I am interested in the intersection of biomechanics and paleontology, and how one can inform the other to further our understanding of long extinct taxa and the evolution of extant taxa.  Since we often have only patchily preserved remains of extinct organisms to work with, any understanding of their natural history will begin with a detailed study of anatomy, often informed by analogies to extant taxa – with proposed convergent functions or hypothesized transitional forms.  In my research I pair theoretical techniques, such as emerging 3D printing technologies and computer simulations, with comparative organismal studies to test these hypotheses and study the functional trade-offs associated with changes in anatomy through time.  By comparing functional constraints to changes seen in the fossil record, we can also begin to discern the actions of non-selective forces through time.

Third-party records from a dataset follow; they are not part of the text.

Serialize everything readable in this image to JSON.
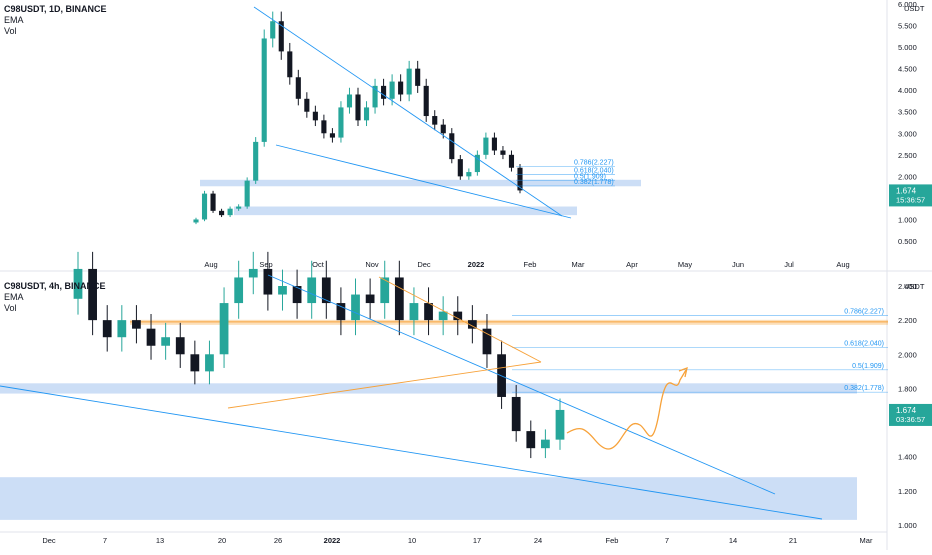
{
  "top_panel": {
    "symbol": "C98USDT, 1D, BINANCE",
    "indicators": [
      "EMA",
      "Vol"
    ],
    "axis_currency": "USDT",
    "price_badge": "1.674",
    "countdown": "15:36:57"
  },
  "bottom_panel": {
    "symbol": "C98USDT, 4h, BINANCE",
    "indicators": [
      "EMA",
      "Vol"
    ],
    "axis_currency": "USDT",
    "price_badge": "1.674",
    "countdown": "03:36:57"
  },
  "colors": {
    "up": "#26a69a",
    "down": "#131722",
    "trendline": "#2196f3",
    "zone": "#bbd3f3",
    "orange": "#f7a23a",
    "fib": "#2196f3",
    "badge": "#26a69a"
  },
  "chart_data": [
    {
      "type": "candlestick",
      "title": "C98USDT, 1D, BINANCE",
      "ylabel": "USDT",
      "y_ticks": [
        "6.000",
        "5.500",
        "5.000",
        "4.500",
        "4.000",
        "3.500",
        "3.000",
        "2.500",
        "2.000",
        "1.500",
        "1.000",
        "0.500"
      ],
      "x_ticks": [
        "Aug",
        "Sep",
        "Oct",
        "Nov",
        "Dec",
        "2022",
        "Feb",
        "Mar",
        "Apr",
        "May",
        "Jun",
        "Jul",
        "Aug"
      ],
      "ylim": [
        0.1,
        6.5
      ],
      "last_price": 1.674,
      "fib_levels": [
        {
          "label": "0.786(2.227)",
          "value": 2.227
        },
        {
          "label": "0.618(2.040)",
          "value": 2.04
        },
        {
          "label": "0.5(1.909)",
          "value": 1.909
        },
        {
          "label": "0.382(1.778)",
          "value": 1.778
        }
      ],
      "series_close": [
        1.0,
        1.6,
        1.2,
        1.1,
        1.25,
        1.3,
        1.9,
        2.8,
        5.2,
        5.6,
        4.9,
        4.3,
        3.8,
        3.5,
        3.3,
        3.0,
        2.9,
        3.6,
        3.9,
        3.3,
        3.6,
        4.1,
        3.8,
        4.2,
        3.9,
        4.5,
        4.1,
        3.4,
        3.2,
        3.0,
        2.4,
        2.0,
        2.1,
        2.5,
        2.9,
        2.6,
        2.5,
        2.2,
        1.674
      ],
      "zones": [
        {
          "from": 1.77,
          "to": 1.92
        },
        {
          "from": 1.1,
          "to": 1.3
        }
      ]
    },
    {
      "type": "candlestick",
      "title": "C98USDT, 4h, BINANCE",
      "ylabel": "USDT",
      "y_ticks": [
        "2.400",
        "2.200",
        "2.000",
        "1.800",
        "1.600",
        "1.400",
        "1.200",
        "1.000"
      ],
      "x_ticks": [
        "Dec",
        "7",
        "13",
        "20",
        "26",
        "2022",
        "10",
        "17",
        "24",
        "Feb",
        "7",
        "14",
        "21",
        "Mar"
      ],
      "ylim": [
        0.95,
        2.52
      ],
      "last_price": 1.674,
      "fib_levels": [
        {
          "label": "0.786(2.227)",
          "value": 2.227
        },
        {
          "label": "0.618(2.040)",
          "value": 2.04
        },
        {
          "label": "0.5(1.909)",
          "value": 1.909
        },
        {
          "label": "0.382(1.778)",
          "value": 1.778
        }
      ],
      "series_close": [
        2.5,
        2.2,
        2.1,
        2.2,
        2.15,
        2.05,
        2.1,
        2.0,
        1.9,
        2.0,
        2.3,
        2.45,
        2.5,
        2.35,
        2.4,
        2.3,
        2.45,
        2.3,
        2.2,
        2.35,
        2.3,
        2.45,
        2.2,
        2.3,
        2.2,
        2.25,
        2.2,
        2.15,
        2.0,
        1.75,
        1.55,
        1.45,
        1.5,
        1.674
      ],
      "zones": [
        {
          "from": 1.77,
          "to": 1.83
        },
        {
          "from": 1.03,
          "to": 1.28
        }
      ],
      "orange_level": 2.19
    }
  ]
}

My research to date has focused on the evolutionary arms race between shelled organisms (snails, bivalves, crustaceans, etc.)  and their predators, specifically the functional morphology of durophagous teeth, predominantly in non-mammalian systems.  These teeth come in a diversity of forms, from rounded to concave, and some even have small cusps.  Using physical and computer models, have modeled functional trade-offs – pointier teeth good at inducing failure but are more likely to break than flat or concave shells, and concave teeth are good at resisting tooth failure, but don’t break shells very well.   Based on these functional trade-offs, I can compare a functionally ‘optimal’ tooth (pointed enough to break shells, but flat enough to resist failure) to teeth in known durophagous taxa.  To account for other evolutionary pressures on tooth morphology I have measured and compared tooth morphologies of the Placodontia, a group of extinct marine reptiles that were most-likely durophagous.

I received my PhD from the University of Washington, where I split my time between the main Seattle campus and the Friday Harbor Marine Labs campus on San Juan Island.  I am currently a post-doctoral research associate at the New Jersey Institute of Technology, working with Dr. Brooke Flammang, where we are planning to study the evolution of caudal fin morphology in extinct marine reptiles.